Lewis: One was the very strong concentration on [vaginal] microbicides and the hope that within five to seven years there might be a microbicide that is at least partially effective. The second was the discussion, which was mentioned by [Microsoft chairman] Bill Gates, on pre-exposure prophylaxis, or the possibility that there are some combinations of antiretrovirals, which, if taken by high-risk groups, might stall infection. The third, also the most controversial yet intriguing, was [president-elect of the International AIDS Society] Julio Montaner's proposition that if you had all 40 million people on antiretrovirals, if you could encourage worldwide testing, then the viral load in the blood would be so depleted it would drop to undetectable levels, which means the transmission would be similarly reduced.
CB: How much will it cost globally to fight HIV/AIDS in the future?
Lewis: We spent US$8.3 billion in 2005. According to the financial studies done by UNAIDS and the World Health Organization, we'll need US$15 billion for 2006, US$18 billion for 2007, US$22 billion for 2008 and it's generally agreed that that will rise to US$30 billion a year by 2010, which is when the G8 agreed it would provide universal access, treatment, care and prevention. They committed themselves to an annual expenditure of somewhere between US$22 billion and US$30 billion a year, and we were at US$8.3 billion last year. The shortfall is clearly in the billions, as evidenced by the fact that even the Global Fund to Fight AIDS is short this year and next year, let alone overall. It speaks to the frailty of the commitments which were made at the G8 Summit last year, which are already unravelling.
CB: Why is HIV/AIDS much more than just a health issue?
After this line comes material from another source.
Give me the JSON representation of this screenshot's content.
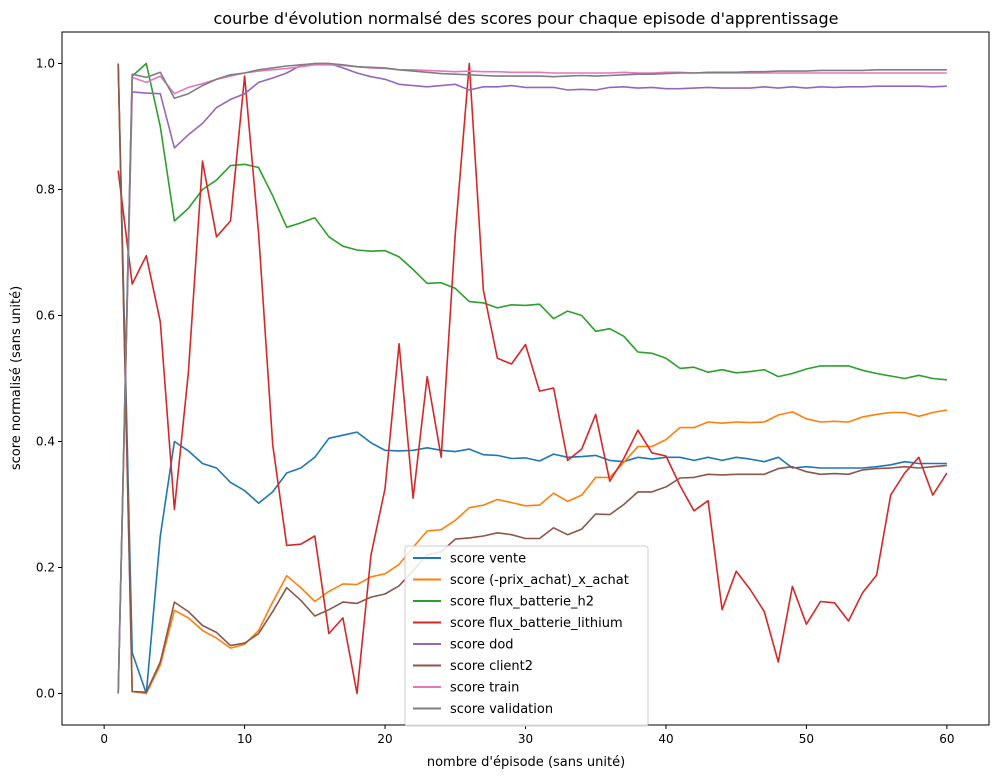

Lewis: At the moment, AIDS has become the premier development issue internationally. It's not just a health issue. Social and economic indicators are being rolled back in country after country, and whole systems are being thrown into fractured status. There are whole countries fighting for survival. This is an investment in poverty and disease reduction. If you explain that it's the productive generation–the people between the ages of 15 and 49 who are losing their lives and therefore affecting all of the occupations, whether it's nursing, or civil servants or farmers of teachers, it becomes easier to see how entire populations are being ravaged. Inevitably, the help they require will be a huge additional cost for the international community. It's so much more worthwhile to intervene now while the costs can still be absorbed rather than intervene later when the costs will be monumental.
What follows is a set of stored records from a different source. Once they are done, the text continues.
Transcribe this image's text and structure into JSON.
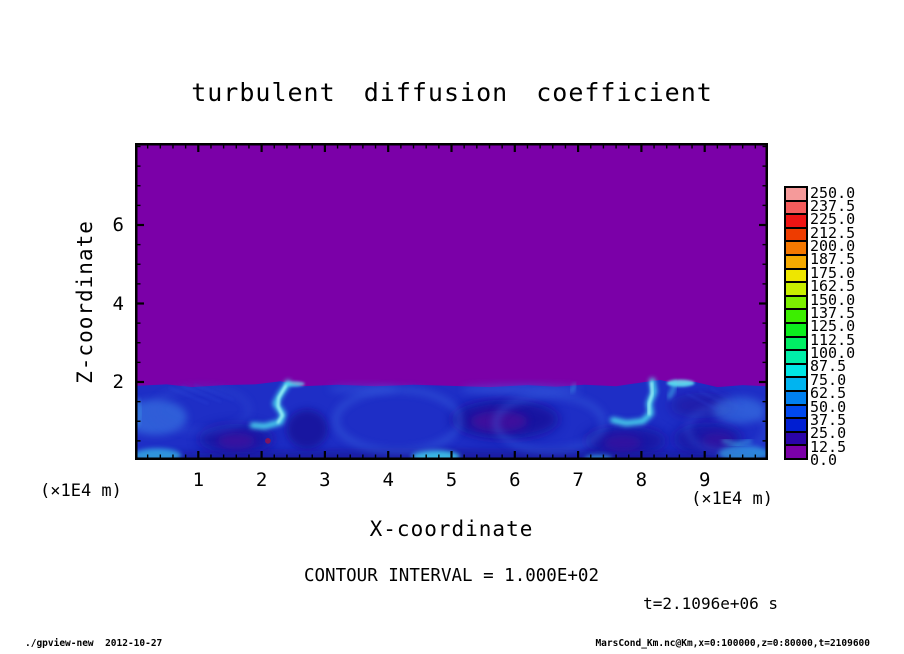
{
  "title": "turbulent diffusion coefficient",
  "axes": {
    "x": {
      "label": "X-coordinate",
      "unit": "(×1E4 m)",
      "major": [
        1,
        2,
        3,
        4,
        5,
        6,
        7,
        8,
        9
      ],
      "minor_step": 0.2,
      "range": [
        0,
        10
      ]
    },
    "z": {
      "label": "Z-coordinate",
      "unit": "(×1E4 m)",
      "major": [
        2,
        4,
        6
      ],
      "minor_step": 0.5,
      "range": [
        0,
        8.09
      ]
    }
  },
  "annotations": {
    "contour_interval": "CONTOUR INTERVAL = 1.000E+02",
    "time": "t=2.1096e+06 s"
  },
  "footer": {
    "left": "./gpview-new  2012-10-27",
    "right": "MarsCond_Km.nc@Km,x=0:100000,z=0:80000,t=2109600"
  },
  "colorbar": {
    "labels_top_to_bottom": [
      "250.0",
      "237.5",
      "225.0",
      "212.5",
      "200.0",
      "187.5",
      "175.0",
      "162.5",
      "150.0",
      "137.5",
      "125.0",
      "112.5",
      "100.0",
      "87.5",
      "75.0",
      "62.5",
      "50.0",
      "37.5",
      "25.0",
      "12.5",
      "0.0"
    ],
    "colors_top_to_bottom": [
      "#F59A9A",
      "#F55C5C",
      "#EE1414",
      "#EE3C00",
      "#F57800",
      "#F5AA00",
      "#EEE600",
      "#C8EE00",
      "#7CEE00",
      "#3CEE00",
      "#0CEE1E",
      "#00EE64",
      "#00EEA8",
      "#00E6E6",
      "#00B4F0",
      "#0080F0",
      "#0048EE",
      "#001ED2",
      "#2A04A8",
      "#7B00A8"
    ]
  },
  "chart_data": {
    "type": "heatmap",
    "title": "turbulent diffusion coefficient",
    "xlabel": "X-coordinate",
    "ylabel": "Z-coordinate",
    "x_unit_factor": "×1E4 m",
    "z_unit_factor": "×1E4 m",
    "xlim": [
      0,
      10
    ],
    "zlim": [
      0,
      8.09
    ],
    "contour_interval": 100.0,
    "levels": [
      0,
      12.5,
      25,
      37.5,
      50,
      62.5,
      75,
      87.5,
      100,
      112.5,
      125,
      137.5,
      150,
      162.5,
      175,
      187.5,
      200,
      212.5,
      225,
      237.5,
      250
    ],
    "time_label": "t=2.1096e+06 s",
    "field_summary": {
      "upper_region": "uniform value in 0–12.5 band (purple) for z above ≈2×1E4 m",
      "lower_region": "turbulent boundary layer below z≈2 with values mostly 25–62.5 (blues), eddy cores down to 0–25 (indigo/purple), plume streaks reaching 75–100 (cyan)",
      "plume_x_positions": [
        2.3,
        8.2
      ],
      "interface_height_z": 2.0
    },
    "plot_colors": {
      "background_purple": "#7B00A8",
      "base_blue": "#1E2EC6",
      "plume_cyan": "#4CE0F0"
    },
    "render_features": {
      "interface": [
        [
          0,
          1.9
        ],
        [
          0.5,
          1.94
        ],
        [
          0.9,
          1.87
        ],
        [
          1.4,
          1.92
        ],
        [
          1.9,
          1.94
        ],
        [
          2.3,
          2.02
        ],
        [
          2.65,
          1.89
        ],
        [
          3.2,
          1.93
        ],
        [
          3.8,
          1.89
        ],
        [
          4.4,
          1.93
        ],
        [
          5.0,
          1.9
        ],
        [
          5.6,
          1.87
        ],
        [
          6.2,
          1.92
        ],
        [
          6.65,
          1.88
        ],
        [
          7.1,
          1.93
        ],
        [
          7.6,
          1.89
        ],
        [
          8.05,
          2.0
        ],
        [
          8.3,
          2.05
        ],
        [
          8.55,
          1.96
        ],
        [
          8.85,
          2.0
        ],
        [
          9.2,
          1.87
        ],
        [
          9.6,
          1.92
        ],
        [
          10,
          1.89
        ]
      ],
      "ellipses": [
        {
          "x": 5.85,
          "z": 1.05,
          "rx": 0.85,
          "rz": 0.5,
          "fill": "#180C96",
          "op": 0.8,
          "blur": "b4"
        },
        {
          "x": 1.6,
          "z": 0.55,
          "rx": 0.6,
          "rz": 0.38,
          "fill": "#180C96",
          "op": 0.7,
          "blur": "b4"
        },
        {
          "x": 2.72,
          "z": 0.8,
          "rx": 0.33,
          "rz": 0.5,
          "fill": "#150C90",
          "op": 0.7,
          "blur": "b3"
        },
        {
          "x": 7.75,
          "z": 0.5,
          "rx": 0.65,
          "rz": 0.38,
          "fill": "#180C96",
          "op": 0.7,
          "blur": "b4"
        },
        {
          "x": 9.05,
          "z": 0.55,
          "rx": 0.55,
          "rz": 0.42,
          "fill": "#180C96",
          "op": 0.65,
          "blur": "b4"
        },
        {
          "x": 8.95,
          "z": 1.4,
          "rx": 0.5,
          "rz": 0.32,
          "fill": "#221090",
          "op": 0.5,
          "blur": "b4"
        },
        {
          "x": 5.0,
          "z": 0.06,
          "rx": 5.2,
          "rz": 0.2,
          "fill": "#140E86",
          "op": 0.55,
          "blur": "b3"
        },
        {
          "x": 5.75,
          "z": 1.0,
          "rx": 0.45,
          "rz": 0.27,
          "fill": "#56109B",
          "op": 0.6,
          "blur": "b3"
        },
        {
          "x": 1.6,
          "z": 0.5,
          "rx": 0.3,
          "rz": 0.2,
          "fill": "#56109B",
          "op": 0.5,
          "blur": "b3"
        },
        {
          "x": 7.7,
          "z": 0.45,
          "rx": 0.3,
          "rz": 0.2,
          "fill": "#50109B",
          "op": 0.45,
          "blur": "b3"
        },
        {
          "x": 9.2,
          "z": 0.5,
          "rx": 0.25,
          "rz": 0.22,
          "fill": "#50109B",
          "op": 0.4,
          "blur": "b3"
        },
        {
          "x": 0.32,
          "z": 1.1,
          "rx": 0.5,
          "rz": 0.45,
          "fill": "#3E86E8",
          "op": 0.55,
          "blur": "b3"
        },
        {
          "x": 9.55,
          "z": 1.28,
          "rx": 0.42,
          "rz": 0.34,
          "fill": "#3E86E8",
          "op": 0.5,
          "blur": "b3"
        },
        {
          "x": 6.1,
          "z": 1.8,
          "rx": 0.95,
          "rz": 0.14,
          "fill": "#3C66E4",
          "op": 0.45,
          "blur": "b3"
        },
        {
          "x": 3.6,
          "z": 1.82,
          "rx": 0.55,
          "rz": 0.12,
          "fill": "#3C66E4",
          "op": 0.35,
          "blur": "b3"
        },
        {
          "x": 4.75,
          "z": 0.1,
          "rx": 0.38,
          "rz": 0.16,
          "fill": "#3FD2EE",
          "op": 0.85,
          "blur": "b2"
        },
        {
          "x": 0.35,
          "z": 0.13,
          "rx": 0.38,
          "rz": 0.18,
          "fill": "#38C4EC",
          "op": 0.7,
          "blur": "b2"
        },
        {
          "x": 7.32,
          "z": 0.05,
          "rx": 0.22,
          "rz": 0.1,
          "fill": "#38C4EC",
          "op": 0.6,
          "blur": "b2"
        },
        {
          "x": 9.62,
          "z": 0.18,
          "rx": 0.4,
          "rz": 0.2,
          "fill": "#38C4EC",
          "op": 0.6,
          "blur": "b2"
        },
        {
          "x": 8.62,
          "z": 1.97,
          "rx": 0.22,
          "rz": 0.09,
          "fill": "#66EEF2",
          "op": 0.85,
          "blur": "b1"
        },
        {
          "x": 2.52,
          "z": 1.95,
          "rx": 0.16,
          "rz": 0.07,
          "fill": "#66EEF2",
          "op": 0.7,
          "blur": "b1"
        }
      ],
      "rings": [
        {
          "x": 4.15,
          "z": 1.02,
          "rx": 0.98,
          "rz": 0.78,
          "stroke": "#3A6BE2",
          "w": 5,
          "op": 0.55,
          "blur": "b3"
        },
        {
          "x": 6.55,
          "z": 0.95,
          "rx": 0.85,
          "rz": 0.7,
          "stroke": "#3A6BE2",
          "w": 5,
          "op": 0.5,
          "blur": "b3"
        },
        {
          "x": 1.05,
          "z": 1.3,
          "rx": 0.75,
          "rz": 0.55,
          "stroke": "#3558D8",
          "w": 4,
          "op": 0.4,
          "blur": "b3"
        },
        {
          "x": 9.35,
          "z": 0.8,
          "rx": 0.62,
          "rz": 0.58,
          "stroke": "#3A6BE2",
          "w": 4,
          "op": 0.45,
          "blur": "b3"
        }
      ],
      "streaks": [
        {
          "pts": [
            [
              2.42,
              1.98
            ],
            [
              2.3,
              1.7
            ],
            [
              2.22,
              1.45
            ],
            [
              2.34,
              1.18
            ],
            [
              2.3,
              0.98
            ],
            [
              2.05,
              0.87
            ],
            [
              1.86,
              0.9
            ]
          ],
          "stroke": "#4CE0F0",
          "w": 6,
          "op": 0.9,
          "blur": "b2"
        },
        {
          "pts": [
            [
              2.38,
              1.9
            ],
            [
              2.27,
              1.6
            ],
            [
              2.26,
              1.38
            ],
            [
              2.33,
              1.15
            ],
            [
              2.26,
              0.97
            ]
          ],
          "stroke": "#B0FFFA",
          "w": 2.5,
          "op": 0.9,
          "blur": "b1"
        },
        {
          "pts": [
            [
              8.17,
              2.03
            ],
            [
              8.2,
              1.75
            ],
            [
              8.12,
              1.45
            ],
            [
              8.15,
              1.2
            ],
            [
              8.02,
              1.0
            ],
            [
              7.76,
              0.95
            ],
            [
              7.55,
              1.03
            ]
          ],
          "stroke": "#4CE0F0",
          "w": 6,
          "op": 0.9,
          "blur": "b2"
        },
        {
          "pts": [
            [
              8.16,
              1.98
            ],
            [
              8.17,
              1.7
            ],
            [
              8.12,
              1.45
            ],
            [
              8.12,
              1.18
            ]
          ],
          "stroke": "#B0FFFA",
          "w": 2.5,
          "op": 0.85,
          "blur": "b1"
        },
        {
          "pts": [
            [
              8.52,
              1.98
            ],
            [
              8.5,
              1.78
            ],
            [
              8.44,
              1.62
            ]
          ],
          "stroke": "#4CE0F0",
          "w": 4,
          "op": 0.6,
          "blur": "b2"
        },
        {
          "pts": [
            [
              6.95,
              1.93
            ],
            [
              6.9,
              1.76
            ]
          ],
          "stroke": "#49C8EE",
          "w": 3,
          "op": 0.5,
          "blur": "b2"
        },
        {
          "pts": [
            [
              0.04,
              1.55
            ],
            [
              0.08,
              1.2
            ],
            [
              0.03,
              0.9
            ]
          ],
          "stroke": "#44B8EC",
          "w": 3,
          "op": 0.5,
          "blur": "b2"
        },
        {
          "pts": [
            [
              9.3,
              0.5
            ],
            [
              9.5,
              0.42
            ],
            [
              9.72,
              0.5
            ]
          ],
          "stroke": "#44CCEE",
          "w": 3.5,
          "op": 0.6,
          "blur": "b2"
        },
        {
          "pts": [
            [
              0.55,
              1.85
            ],
            [
              1.15,
              1.45
            ]
          ],
          "stroke": "#2A45D8",
          "w": 1.5,
          "op": 0.5,
          "blur": "b1"
        },
        {
          "pts": [
            [
              0.75,
              1.9
            ],
            [
              1.35,
              1.5
            ]
          ],
          "stroke": "#2A45D8",
          "w": 1.5,
          "op": 0.5,
          "blur": "b1"
        },
        {
          "pts": [
            [
              0.95,
              1.92
            ],
            [
              1.55,
              1.55
            ]
          ],
          "stroke": "#2A45D8",
          "w": 1.5,
          "op": 0.45,
          "blur": "b1"
        },
        {
          "pts": [
            [
              8.72,
              1.7
            ],
            [
              9.2,
              1.3
            ]
          ],
          "stroke": "#2A45D8",
          "w": 1.5,
          "op": 0.4,
          "blur": "b1"
        },
        {
          "pts": [
            [
              8.92,
              1.76
            ],
            [
              9.42,
              1.36
            ]
          ],
          "stroke": "#2A45D8",
          "w": 1.5,
          "op": 0.4,
          "blur": "b1"
        },
        {
          "pts": [
            [
              9.1,
              1.82
            ],
            [
              9.6,
              1.42
            ]
          ],
          "stroke": "#2A45D8",
          "w": 1.5,
          "op": 0.35,
          "blur": "b1"
        }
      ],
      "dots": [
        {
          "x": 2.1,
          "z": 0.5,
          "r": 0.045,
          "fill": "#8A1458",
          "op": 0.9
        }
      ]
    }
  }
}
CB: The importance of gender parity in the fight against HIV/AIDS was a major theme at this year's conference. Why is this so important?
Lewis: A number of us are calling for the creation of an international agency for women through the United Nations. It's women in their late teens and twenties and thirties who are infected and die in such disproportionately huge numbers. The need to respond with a sense of overwhelming urgency to the question of gender inequality is paramount. That means laws against sexual violence, coping with property and inheritance rights, economic empowerment and political representation. It's a whole canopy of rights for women.
CB: Your term as UN special envoy is up this December. What's next?
Lewis: I don't know. I'll tell you what I'd like to happen after December 31. I work with a team of four other wonderful people. We've worked as a useful team for the last couple of years and more. I'd love to be able to keep us all together and have some kind of independent entity that can continue to act as an advocacy voice maybe on HIV/AIDS, maybe extending beyond Africa. That would be the best of all possible worlds, but that means raising a significant amount of money, presumably through a foundation somewhere. If that doesn't happen, we'll go our separate ways. I'm also writing a book, and I'll be doing some teaching at McMaster University. Of course, there's the foundation [Lewis's own–established to raise money for community-level treatment and assistance initiatives]. It's become quite a force on its own.